Kamala Harris’s Momentum Slowing
Kamala Harris's post-debate rise in the polls appears to be losing momentum as we head into the second debate.
As we get closer to the second Democratic debate on Tuesday and Wednesday, Nate Silver notes that the post-debate bounce that California Senator Kamala Harris received from the first debate appears to be fading:
We’ve documented for years how polls tend to rise and fall — in what are often fairly predictable patterns — after events like debates and conventions. In general, what suddenly goes up in polls tends to gradually come back down after a matter of a few weeks. Conventions typically produce polling swings of 4 to 6 percentage points toward the party that just nominated its candidate, for instance — but the polls usually revert back to about where they were before after a few weeks.
We’ve also repeatedly seen this pattern after various Democrats declared for the race this year. Joe Biden, Bernie Sanders, Kamala Harris and even Beto O’Rourke all got noticeable bounces when they officially declared for the presidency, only to fall back to their pre-declaration averages later on.
It looks as though something like this is happening again following the first Democratic debate last month. If you look at the RealClearPolitics average:
- Biden has rebounded to 28.4 percentage points from a low of 26.0 percentage points just after the debate. He was at 32.1 percent before the debate, so he’s regained about two-fifths of what he lost.
- Harris has fallen to 12.2 percentage points from a peak of 15.2 percentage points. She was at 7.0 percent before the debate, so she’s lost about a third of what she’d gained.
Harris is still in better shape than she was before the debates, but she’s currently 16 points behind Biden instead of looking like she’s on the verge of overtaking him.
I’ll be honest … as predictable as this pattern is, it’s easy even for professionals like me to get caught up in the moment, especially in the early stages of a race before we’re using any sort of model to smooth the data out.1 If a candidate rapidly goes from 7 to 15 in the polls, our unconscious, System 1 reflex is to assume the trend will continue, and that the candidate will continue gaining ground — to 20 points, 25 points and beyond. More often than not, though, the candidate loses ground after a sharp rise.
To be fair, and as Silver notes, what we’re talking about here isn’t really slippage in the polls on Harris’s part, at least not yet. Instead, it doesn’t appear that the jump she saw in the wake of last months debate sustained itself for very long. By contrast, her fellow Senator Elizabeth Warren has seen her numbers continue to rise to the point where it’s currently a race between her and Harris to determine which one of them will overtake Bernie Sanders to become the next challenger to former Vice-President Biden. The difference between the two is fairly easy to discern. Warren’s rise in the polls, which was happening before last month’s debate, is connected to more than just her debate performance. It is connected to the fact that she has been successfully connecting with Democratic voters with her policy-based campaign and has managed to keep herself shielded from many of the controversies that have diverted the attention of some of her fellow candidates. Harris, on the other hand, can attribute her rise in the polls almost entirely to what happened in the debate. If she wants it to continue, she’s going to have to change the way she’s campaigning.

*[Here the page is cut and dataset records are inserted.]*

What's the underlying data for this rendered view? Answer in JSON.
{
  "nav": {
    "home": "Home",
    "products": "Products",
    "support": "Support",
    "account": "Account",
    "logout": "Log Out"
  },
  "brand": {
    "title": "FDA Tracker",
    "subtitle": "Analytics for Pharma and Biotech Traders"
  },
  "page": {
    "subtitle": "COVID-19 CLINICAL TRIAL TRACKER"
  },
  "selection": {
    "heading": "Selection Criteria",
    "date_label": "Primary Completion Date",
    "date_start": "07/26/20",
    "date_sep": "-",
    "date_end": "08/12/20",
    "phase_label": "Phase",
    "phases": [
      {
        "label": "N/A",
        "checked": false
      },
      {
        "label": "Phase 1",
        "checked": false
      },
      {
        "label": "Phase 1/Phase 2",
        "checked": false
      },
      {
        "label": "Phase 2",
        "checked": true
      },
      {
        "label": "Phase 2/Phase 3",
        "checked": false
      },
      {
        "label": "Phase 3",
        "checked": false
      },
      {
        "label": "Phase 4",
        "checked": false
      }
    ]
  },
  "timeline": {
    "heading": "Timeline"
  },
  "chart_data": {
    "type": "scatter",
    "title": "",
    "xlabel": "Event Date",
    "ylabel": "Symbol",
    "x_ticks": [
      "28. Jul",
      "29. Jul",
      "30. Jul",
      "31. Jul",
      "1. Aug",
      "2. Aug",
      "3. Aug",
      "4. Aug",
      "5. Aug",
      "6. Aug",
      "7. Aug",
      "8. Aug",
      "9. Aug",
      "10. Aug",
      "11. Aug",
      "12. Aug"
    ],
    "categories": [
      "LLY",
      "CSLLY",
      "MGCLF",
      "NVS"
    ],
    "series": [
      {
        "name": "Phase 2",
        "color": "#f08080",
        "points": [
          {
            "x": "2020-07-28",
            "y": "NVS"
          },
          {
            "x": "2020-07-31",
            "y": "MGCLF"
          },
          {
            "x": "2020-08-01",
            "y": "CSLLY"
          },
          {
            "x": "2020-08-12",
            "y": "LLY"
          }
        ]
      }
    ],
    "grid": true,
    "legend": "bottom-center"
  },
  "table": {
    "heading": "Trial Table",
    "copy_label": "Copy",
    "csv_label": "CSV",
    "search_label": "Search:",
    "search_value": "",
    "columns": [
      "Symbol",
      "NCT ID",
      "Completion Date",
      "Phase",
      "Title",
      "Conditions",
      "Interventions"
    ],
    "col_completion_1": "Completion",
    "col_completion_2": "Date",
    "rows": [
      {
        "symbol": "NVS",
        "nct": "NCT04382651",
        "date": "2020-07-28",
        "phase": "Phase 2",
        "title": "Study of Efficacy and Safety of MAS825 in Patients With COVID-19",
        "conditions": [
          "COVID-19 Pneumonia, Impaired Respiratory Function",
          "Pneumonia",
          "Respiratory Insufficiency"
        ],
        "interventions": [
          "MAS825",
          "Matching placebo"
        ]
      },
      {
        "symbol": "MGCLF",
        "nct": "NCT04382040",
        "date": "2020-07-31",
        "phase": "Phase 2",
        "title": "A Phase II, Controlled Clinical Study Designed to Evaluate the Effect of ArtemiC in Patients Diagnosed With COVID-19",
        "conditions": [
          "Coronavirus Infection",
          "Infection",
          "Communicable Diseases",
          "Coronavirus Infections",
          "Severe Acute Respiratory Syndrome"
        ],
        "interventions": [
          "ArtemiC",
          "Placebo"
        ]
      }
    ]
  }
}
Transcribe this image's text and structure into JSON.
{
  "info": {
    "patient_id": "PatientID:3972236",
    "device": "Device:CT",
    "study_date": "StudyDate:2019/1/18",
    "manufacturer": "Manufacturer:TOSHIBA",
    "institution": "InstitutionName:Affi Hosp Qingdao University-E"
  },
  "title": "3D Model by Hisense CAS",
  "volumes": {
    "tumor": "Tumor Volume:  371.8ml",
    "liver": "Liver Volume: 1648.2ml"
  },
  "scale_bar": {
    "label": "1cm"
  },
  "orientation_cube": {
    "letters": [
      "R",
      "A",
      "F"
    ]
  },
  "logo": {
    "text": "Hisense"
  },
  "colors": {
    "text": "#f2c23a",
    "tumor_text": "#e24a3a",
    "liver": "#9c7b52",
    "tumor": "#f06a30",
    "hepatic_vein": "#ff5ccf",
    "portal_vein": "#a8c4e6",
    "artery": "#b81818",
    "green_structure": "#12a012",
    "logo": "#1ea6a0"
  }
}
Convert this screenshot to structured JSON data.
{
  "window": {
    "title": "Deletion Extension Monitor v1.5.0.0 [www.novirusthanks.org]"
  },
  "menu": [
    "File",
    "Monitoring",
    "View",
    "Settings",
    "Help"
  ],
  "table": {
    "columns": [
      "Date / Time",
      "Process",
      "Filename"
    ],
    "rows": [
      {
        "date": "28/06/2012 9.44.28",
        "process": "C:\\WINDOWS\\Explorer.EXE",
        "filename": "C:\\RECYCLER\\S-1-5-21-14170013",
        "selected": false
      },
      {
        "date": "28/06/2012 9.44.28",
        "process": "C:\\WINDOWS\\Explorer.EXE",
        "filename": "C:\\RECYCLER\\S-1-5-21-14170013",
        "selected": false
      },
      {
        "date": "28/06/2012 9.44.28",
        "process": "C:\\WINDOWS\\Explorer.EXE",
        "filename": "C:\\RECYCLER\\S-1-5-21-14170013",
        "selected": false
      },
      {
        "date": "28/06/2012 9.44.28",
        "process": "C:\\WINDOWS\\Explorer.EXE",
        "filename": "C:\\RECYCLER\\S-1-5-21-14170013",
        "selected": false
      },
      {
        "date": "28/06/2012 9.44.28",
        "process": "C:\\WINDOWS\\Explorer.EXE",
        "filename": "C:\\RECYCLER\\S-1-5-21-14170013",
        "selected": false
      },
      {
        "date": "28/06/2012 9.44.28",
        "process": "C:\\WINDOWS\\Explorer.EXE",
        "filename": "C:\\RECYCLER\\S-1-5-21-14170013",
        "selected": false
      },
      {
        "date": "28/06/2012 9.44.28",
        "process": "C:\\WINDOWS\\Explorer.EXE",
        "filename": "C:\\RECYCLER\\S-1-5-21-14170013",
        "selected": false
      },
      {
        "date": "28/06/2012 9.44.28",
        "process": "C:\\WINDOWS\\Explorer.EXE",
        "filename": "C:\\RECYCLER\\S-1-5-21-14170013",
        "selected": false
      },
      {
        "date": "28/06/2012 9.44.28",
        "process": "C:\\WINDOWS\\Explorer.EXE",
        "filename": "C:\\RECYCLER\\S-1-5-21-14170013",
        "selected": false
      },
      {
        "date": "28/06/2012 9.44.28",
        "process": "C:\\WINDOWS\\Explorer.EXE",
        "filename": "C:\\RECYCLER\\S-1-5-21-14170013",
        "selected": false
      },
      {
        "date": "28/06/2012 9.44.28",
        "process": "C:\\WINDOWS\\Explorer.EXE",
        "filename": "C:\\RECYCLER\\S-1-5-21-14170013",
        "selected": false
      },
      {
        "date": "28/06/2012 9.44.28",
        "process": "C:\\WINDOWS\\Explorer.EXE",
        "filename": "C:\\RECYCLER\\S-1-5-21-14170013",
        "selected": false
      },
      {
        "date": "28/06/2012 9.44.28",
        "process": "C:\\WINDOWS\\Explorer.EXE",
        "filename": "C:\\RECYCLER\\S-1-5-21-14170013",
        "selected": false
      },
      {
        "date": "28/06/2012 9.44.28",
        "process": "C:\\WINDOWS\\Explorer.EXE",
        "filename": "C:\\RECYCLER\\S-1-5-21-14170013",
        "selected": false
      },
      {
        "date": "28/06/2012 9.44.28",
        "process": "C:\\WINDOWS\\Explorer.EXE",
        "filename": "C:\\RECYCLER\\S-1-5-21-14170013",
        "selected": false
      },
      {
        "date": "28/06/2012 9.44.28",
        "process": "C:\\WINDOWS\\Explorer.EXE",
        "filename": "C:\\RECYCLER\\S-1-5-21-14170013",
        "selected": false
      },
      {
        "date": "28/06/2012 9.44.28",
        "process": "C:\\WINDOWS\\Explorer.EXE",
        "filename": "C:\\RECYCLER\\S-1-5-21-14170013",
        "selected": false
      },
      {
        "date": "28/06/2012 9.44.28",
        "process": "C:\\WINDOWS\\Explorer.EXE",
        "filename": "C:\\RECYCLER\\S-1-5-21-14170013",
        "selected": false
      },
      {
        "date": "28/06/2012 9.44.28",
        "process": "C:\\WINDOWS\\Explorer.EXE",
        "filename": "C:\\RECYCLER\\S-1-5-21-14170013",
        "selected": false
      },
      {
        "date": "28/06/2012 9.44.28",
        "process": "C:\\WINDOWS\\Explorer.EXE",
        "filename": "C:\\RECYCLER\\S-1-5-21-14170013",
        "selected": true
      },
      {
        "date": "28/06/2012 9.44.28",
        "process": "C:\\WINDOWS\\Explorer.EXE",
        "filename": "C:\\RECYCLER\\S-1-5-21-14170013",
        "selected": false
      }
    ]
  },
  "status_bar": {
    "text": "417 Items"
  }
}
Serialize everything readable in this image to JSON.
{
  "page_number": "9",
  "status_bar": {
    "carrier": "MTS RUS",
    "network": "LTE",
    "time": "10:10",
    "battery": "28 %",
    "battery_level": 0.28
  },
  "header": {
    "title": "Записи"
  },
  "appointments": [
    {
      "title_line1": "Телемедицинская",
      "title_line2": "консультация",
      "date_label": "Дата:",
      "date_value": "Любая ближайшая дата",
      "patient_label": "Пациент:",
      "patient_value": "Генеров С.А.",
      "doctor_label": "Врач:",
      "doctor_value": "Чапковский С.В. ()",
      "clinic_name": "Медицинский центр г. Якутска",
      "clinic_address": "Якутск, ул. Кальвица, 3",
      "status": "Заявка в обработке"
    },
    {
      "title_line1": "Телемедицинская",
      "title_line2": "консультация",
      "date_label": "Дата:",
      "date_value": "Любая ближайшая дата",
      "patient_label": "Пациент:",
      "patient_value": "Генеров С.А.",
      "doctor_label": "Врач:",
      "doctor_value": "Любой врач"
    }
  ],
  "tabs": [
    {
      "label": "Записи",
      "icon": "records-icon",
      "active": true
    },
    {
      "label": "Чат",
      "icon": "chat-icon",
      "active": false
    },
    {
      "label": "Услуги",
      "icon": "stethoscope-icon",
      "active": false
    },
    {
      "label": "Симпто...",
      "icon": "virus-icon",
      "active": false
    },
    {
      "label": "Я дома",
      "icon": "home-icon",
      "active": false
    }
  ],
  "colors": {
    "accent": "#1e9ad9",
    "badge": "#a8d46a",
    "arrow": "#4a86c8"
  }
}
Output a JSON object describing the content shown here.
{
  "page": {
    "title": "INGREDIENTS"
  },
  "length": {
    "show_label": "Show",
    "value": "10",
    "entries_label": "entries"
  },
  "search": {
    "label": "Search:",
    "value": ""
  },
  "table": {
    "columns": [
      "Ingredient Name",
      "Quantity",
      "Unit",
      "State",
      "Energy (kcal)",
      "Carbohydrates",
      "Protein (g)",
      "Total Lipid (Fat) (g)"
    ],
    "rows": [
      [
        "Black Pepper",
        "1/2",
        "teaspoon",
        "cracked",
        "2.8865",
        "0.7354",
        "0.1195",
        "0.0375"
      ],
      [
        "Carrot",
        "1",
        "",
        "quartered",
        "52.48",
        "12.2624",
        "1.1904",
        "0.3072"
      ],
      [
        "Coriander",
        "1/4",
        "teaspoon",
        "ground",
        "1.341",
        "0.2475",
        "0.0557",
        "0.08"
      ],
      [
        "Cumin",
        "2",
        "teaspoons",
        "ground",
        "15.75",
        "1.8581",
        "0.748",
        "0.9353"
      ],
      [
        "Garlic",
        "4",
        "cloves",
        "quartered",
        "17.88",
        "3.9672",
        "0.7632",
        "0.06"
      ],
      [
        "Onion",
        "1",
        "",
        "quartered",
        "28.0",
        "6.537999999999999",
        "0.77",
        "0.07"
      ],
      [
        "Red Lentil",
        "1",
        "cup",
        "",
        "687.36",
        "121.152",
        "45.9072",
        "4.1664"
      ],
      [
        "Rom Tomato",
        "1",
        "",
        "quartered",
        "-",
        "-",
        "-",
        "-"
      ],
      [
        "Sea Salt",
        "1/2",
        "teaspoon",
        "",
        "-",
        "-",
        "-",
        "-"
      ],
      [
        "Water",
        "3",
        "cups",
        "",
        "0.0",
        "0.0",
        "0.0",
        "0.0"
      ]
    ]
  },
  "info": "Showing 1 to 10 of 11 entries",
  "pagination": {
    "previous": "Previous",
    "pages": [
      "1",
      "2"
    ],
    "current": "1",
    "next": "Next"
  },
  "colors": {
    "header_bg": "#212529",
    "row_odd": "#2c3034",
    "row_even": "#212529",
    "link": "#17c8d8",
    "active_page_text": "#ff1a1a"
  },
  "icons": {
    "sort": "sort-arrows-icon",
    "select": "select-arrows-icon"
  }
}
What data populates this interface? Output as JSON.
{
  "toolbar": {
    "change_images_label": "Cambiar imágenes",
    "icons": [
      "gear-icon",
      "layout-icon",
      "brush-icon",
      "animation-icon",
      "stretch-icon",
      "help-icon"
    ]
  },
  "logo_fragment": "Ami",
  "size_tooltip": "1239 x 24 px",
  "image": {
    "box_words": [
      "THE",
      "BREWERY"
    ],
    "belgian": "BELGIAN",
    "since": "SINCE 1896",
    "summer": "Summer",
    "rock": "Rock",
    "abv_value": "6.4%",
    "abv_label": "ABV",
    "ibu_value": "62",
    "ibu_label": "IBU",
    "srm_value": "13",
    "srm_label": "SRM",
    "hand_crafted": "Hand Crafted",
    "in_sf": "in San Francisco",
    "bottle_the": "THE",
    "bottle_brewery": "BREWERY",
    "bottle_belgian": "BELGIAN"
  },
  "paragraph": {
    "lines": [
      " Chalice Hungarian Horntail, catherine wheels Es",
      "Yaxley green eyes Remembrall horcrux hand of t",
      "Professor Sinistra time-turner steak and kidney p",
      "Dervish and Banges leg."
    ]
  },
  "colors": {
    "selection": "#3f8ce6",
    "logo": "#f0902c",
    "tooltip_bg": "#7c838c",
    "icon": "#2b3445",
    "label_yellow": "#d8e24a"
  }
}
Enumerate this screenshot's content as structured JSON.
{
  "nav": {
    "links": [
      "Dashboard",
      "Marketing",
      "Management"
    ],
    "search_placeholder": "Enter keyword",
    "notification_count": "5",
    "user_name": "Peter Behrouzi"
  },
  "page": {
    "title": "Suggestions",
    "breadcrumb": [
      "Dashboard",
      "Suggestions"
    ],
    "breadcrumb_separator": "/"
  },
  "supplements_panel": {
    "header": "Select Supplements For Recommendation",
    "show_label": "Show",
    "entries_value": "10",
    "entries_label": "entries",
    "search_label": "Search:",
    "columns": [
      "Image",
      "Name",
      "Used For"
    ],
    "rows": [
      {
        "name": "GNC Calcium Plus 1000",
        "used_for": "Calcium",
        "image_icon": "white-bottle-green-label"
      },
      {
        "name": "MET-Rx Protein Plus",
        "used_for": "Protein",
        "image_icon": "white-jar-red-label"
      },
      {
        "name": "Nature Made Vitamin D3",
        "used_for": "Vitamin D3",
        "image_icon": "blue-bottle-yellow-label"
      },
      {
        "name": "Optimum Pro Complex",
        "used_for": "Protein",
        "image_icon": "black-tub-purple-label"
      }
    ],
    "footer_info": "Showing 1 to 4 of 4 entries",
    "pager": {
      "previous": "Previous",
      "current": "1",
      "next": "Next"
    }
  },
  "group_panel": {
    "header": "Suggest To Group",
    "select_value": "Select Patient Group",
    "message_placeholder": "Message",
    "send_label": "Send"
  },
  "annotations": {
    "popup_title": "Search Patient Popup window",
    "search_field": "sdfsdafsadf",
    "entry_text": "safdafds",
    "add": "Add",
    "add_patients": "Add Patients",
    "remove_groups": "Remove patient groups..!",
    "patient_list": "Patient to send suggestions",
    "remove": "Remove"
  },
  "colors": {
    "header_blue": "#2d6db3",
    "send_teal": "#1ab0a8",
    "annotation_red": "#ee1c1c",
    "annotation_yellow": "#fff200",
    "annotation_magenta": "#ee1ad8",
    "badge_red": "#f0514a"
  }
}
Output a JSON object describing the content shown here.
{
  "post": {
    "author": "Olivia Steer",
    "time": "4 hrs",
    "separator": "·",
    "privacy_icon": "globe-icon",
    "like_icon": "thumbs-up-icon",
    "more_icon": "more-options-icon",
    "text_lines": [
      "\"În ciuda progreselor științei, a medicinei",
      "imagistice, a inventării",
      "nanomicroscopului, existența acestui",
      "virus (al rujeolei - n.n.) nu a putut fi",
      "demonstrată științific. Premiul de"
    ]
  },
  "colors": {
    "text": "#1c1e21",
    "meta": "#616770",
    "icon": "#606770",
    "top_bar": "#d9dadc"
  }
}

Silver closes with this thought:
[I]t’s worthwhile to be at least a little bit skeptical of rapid, news-driven swings in the polls. By contrast, slow-and-steady gains or losses in the polls — say, Warren’s gradual improvement over the past few months or Sanders’s gradual decline — are often more durable.
This is why it makes more sense to look at trends in polling, both within individual polls and in poll averages, especially trends over a longer period of time. As I’ve said before, polling is basically a snapshot in time and each poll has its own idiosyncrasies that sometimes mean that the results are off-kilter from reality. Watching trend lines and poll averages, while not perfect either, are far more reliable ways to understand how a particular race is shaping up.